2. Responding to environmental tragedies is not enough—we need to be prepared for them
Governor DeSantis pledged more than $15 million to clean up the Pine Point facility, and the state legislature has invested an additional $100 million in the annual budget to support cleanup efforts. That’s great—it’s money that needs to be spent to solve this particular problem. But it’s responsive in nature, and it’s like pointing a sharpened gun at a house fire—the actual cost associated with cleaning Pine Point is closer to $200 million. In addition, there are about two dozen similar phosphogypsum facilities in Florida, and this does not take into account the litany of other components of the human environment that may fail and threaten Florida’s ecosystems, whether it is agriculture, heavy industry, sewers or Be septic.
We need to be proactive in Florida and we need to prepare to face the environmental threats that are coming down the pike.
3. Floridians from all walks of life and the political spectrum need to band together and fight for Florida’s ocean and coasts
Pine Point’s response was really encouraging, but it’s just a taste of the Florida-wide response we needed. This time, it was Tampa Bay; But a tragedy is also unfolding in the Indian River Lagoon with seagrass deaths and manatee mortalities; There have been fish deaths in Biscayne Bay in the past year; And the FWC commissioners have had to close the iconic Apalachicola oyster fishery in the Panhandle to allow it to recover due to the lack of fresh water flowing out of Alabama and Georgia.

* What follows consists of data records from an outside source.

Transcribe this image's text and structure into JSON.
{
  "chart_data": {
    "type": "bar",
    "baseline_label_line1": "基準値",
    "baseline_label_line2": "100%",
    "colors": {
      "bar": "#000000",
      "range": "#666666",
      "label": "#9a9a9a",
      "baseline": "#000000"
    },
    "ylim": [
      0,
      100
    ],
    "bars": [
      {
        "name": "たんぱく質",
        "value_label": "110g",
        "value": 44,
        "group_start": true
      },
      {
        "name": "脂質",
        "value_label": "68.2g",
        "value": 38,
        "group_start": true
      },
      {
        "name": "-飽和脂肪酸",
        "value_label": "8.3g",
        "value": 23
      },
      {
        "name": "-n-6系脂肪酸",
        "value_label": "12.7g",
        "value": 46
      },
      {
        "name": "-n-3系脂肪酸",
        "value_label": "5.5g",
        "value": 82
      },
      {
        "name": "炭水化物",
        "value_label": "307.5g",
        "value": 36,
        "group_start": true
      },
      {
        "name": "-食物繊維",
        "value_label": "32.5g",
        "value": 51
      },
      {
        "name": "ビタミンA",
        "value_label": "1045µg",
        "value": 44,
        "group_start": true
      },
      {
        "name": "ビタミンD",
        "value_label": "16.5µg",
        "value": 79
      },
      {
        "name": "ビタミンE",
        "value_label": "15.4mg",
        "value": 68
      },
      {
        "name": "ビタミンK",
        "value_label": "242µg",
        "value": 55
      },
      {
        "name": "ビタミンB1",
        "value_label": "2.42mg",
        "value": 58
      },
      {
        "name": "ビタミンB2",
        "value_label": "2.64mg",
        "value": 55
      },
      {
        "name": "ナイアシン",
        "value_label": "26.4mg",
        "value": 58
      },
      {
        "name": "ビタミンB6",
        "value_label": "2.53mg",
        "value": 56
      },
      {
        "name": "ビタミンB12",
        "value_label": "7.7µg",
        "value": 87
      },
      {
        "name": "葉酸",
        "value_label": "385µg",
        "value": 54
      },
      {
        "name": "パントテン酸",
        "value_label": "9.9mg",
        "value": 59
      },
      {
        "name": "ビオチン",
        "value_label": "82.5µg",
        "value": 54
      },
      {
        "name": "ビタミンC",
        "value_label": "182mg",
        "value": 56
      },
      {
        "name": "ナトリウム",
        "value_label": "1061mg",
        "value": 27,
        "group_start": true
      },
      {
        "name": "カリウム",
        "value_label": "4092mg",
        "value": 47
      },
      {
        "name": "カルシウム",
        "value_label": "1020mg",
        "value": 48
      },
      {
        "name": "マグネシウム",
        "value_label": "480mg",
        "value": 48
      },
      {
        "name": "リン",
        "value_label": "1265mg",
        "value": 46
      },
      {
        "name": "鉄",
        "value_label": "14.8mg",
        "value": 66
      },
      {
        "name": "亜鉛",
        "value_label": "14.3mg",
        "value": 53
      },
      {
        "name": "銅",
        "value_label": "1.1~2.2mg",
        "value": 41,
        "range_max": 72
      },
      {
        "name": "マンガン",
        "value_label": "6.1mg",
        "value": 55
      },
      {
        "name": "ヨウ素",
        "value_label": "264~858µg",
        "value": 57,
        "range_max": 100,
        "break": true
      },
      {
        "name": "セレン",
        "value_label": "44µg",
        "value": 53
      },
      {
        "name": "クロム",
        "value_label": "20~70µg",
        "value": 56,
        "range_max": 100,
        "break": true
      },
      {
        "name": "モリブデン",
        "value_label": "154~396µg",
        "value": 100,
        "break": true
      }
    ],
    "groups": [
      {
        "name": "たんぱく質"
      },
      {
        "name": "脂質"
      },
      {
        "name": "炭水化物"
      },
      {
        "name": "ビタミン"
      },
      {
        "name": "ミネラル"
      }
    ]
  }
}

Wherever you look, danger is imminent—and we need Floridians from all walks of life, regardless of your party affiliation or your political identity, to step up. and speak for Florida’s ocean and coasts.
Post 3 Lessons Learned From Florida’s Pine Point Disaster first appeared ocean protection.
Disclaimer: The opinions expressed within this article are the personal opinions of the author. The facts and opinions appearing in the article do not reflect the views of knews.uk and knews.uk does not assume any responsibility or liability for the same.